Yes, reading can create a bubble for you—solitude for your imagination to go into a different world.

Now, how has your life as an editor feed into your work as a producer?

Disclosure, directed by Sam Feder, looks at the history of transgender representation in film and television. There has been this fascination with characters who traverse gender—who we now call trans and nonbinary—since the beginning of storytelling in moving images. Disclosure features archival footage along with interviews with trans creatives who work on both sides of the camera, including Laverne Cox, Lilly Wachowski, and MJ Rodriguez. They reflect on a history that is often dehumanizing but is also evolving and sometimes humorous. And Disclosure shows how visibility in Hollywood isn’t the end game, but just a precarious step toward gaining full human and civil rights. We can see now especially, after just three years since we finished the film, that trans lives are subject to increasing legislative and physical violence, that increased visibility has not brought about safety or dignity, which everyone deserves.

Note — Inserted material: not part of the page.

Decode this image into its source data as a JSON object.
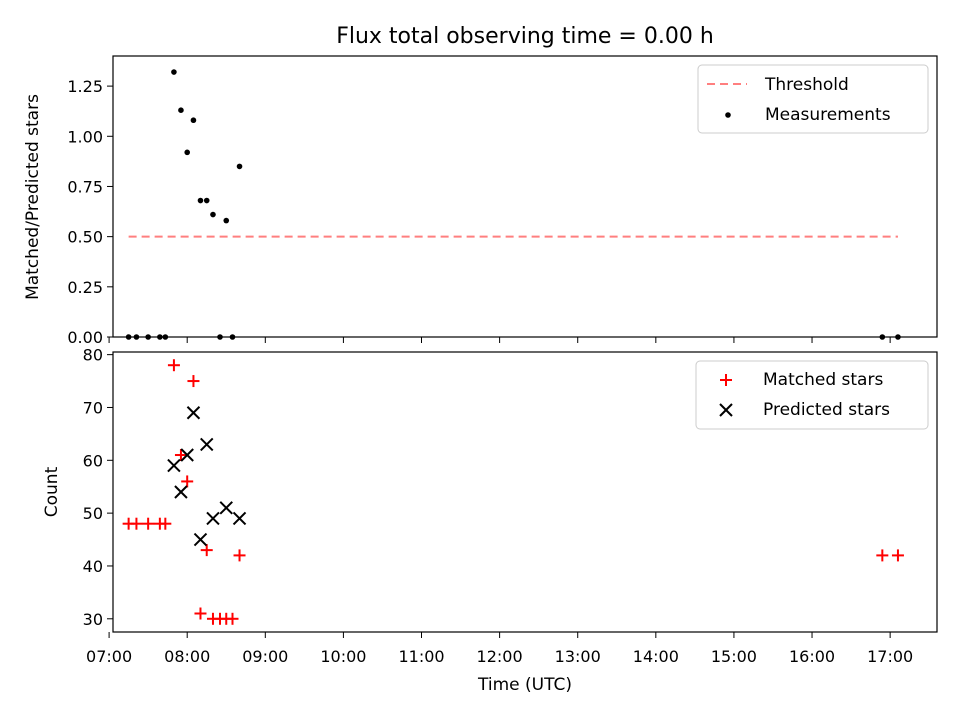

Everything that has informed my career in the arts—empowering underserved communities to tell their stories—prepared me to produce Disclosure and my second film, My Name is Andrea, directed by Pratibha Parmar, about the radical feminist life of Andrea Dworkin. The ongoing editorial and film work are all motivated by the same values and priorities.

Amy Scholder Recommends:

Waiting: I’ve only been waiting twenty-four years for a new Everything But the Girl album. And it’s finally here. Some pleasures take time, and this one is definitely worth the wait.

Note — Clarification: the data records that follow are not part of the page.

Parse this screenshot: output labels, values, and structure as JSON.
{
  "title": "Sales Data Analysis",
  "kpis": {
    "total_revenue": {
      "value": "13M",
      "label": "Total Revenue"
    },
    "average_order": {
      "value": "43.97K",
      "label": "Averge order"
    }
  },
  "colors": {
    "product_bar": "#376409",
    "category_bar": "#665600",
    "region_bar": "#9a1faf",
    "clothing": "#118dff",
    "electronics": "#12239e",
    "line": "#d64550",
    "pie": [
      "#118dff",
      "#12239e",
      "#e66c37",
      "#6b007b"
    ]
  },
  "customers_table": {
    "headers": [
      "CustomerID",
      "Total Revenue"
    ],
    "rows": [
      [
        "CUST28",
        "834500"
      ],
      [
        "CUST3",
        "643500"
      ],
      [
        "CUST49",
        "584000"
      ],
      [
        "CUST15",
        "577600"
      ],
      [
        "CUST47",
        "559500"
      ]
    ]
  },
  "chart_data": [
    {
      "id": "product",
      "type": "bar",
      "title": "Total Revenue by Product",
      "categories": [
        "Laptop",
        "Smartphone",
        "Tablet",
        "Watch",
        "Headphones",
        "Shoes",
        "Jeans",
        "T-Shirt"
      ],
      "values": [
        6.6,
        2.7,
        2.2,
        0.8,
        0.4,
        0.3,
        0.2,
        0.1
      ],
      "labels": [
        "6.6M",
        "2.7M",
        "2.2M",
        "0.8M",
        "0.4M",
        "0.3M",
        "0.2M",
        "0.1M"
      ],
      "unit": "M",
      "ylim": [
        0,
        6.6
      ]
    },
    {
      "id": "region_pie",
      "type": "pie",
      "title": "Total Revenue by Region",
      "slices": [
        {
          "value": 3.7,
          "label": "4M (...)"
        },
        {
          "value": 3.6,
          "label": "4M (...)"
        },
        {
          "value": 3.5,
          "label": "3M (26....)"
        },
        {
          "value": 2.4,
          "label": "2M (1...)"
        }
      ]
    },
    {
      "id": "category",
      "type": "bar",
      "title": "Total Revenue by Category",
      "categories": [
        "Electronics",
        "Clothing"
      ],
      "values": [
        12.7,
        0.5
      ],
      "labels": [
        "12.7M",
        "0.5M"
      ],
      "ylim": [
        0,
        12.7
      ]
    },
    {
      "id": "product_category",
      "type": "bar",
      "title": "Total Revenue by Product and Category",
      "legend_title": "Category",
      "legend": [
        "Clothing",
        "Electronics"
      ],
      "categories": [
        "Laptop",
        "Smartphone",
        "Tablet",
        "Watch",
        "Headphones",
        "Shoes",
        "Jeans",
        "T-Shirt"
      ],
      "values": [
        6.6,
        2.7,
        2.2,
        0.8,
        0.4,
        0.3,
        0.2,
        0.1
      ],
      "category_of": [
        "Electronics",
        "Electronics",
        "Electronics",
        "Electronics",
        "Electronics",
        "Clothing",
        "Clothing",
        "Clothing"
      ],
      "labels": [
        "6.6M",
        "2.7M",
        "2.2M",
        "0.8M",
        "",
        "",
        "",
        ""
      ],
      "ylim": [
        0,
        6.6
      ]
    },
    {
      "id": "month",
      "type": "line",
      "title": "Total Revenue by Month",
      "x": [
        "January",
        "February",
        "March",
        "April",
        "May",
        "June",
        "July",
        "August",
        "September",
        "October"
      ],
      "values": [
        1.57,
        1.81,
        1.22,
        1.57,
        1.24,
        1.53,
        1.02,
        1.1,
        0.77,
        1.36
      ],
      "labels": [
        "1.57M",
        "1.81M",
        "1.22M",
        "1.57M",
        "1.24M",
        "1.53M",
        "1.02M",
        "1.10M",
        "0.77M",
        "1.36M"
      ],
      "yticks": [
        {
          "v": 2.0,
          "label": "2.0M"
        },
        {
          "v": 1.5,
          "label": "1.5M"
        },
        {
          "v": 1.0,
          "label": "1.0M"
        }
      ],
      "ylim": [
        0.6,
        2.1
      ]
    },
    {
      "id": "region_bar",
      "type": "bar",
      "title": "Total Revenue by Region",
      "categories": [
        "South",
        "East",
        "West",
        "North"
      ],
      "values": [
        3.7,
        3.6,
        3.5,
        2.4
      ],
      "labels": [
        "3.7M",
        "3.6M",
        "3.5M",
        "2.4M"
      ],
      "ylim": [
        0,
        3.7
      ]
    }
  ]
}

Returning: Every year I reread Sapphire’s books of poetry—American Dreams and Black Wings & Blind Angels. And I’m reminded that she is one of America’s most gifted and profound writers. I can’t wait (but will wait!) for her next novel to be published.

Walking: Sometimes I need to hear the voices in my own head and the morning songs of birds who live in my coastal neighborhood on my morning walks. Other times, I welcome the opportunity to tune into a long-form podcast. I was riveted by Mother Country Radicals by Zayd Dorn, about the legacies of the Weather Underground and radical outlaws of the 1970s.

Lighting Up: These days, I limit myself to the most hypnotic, grounding, and addictive scents of candles and essential oils made by Morphologically. Earth and Telluric rule!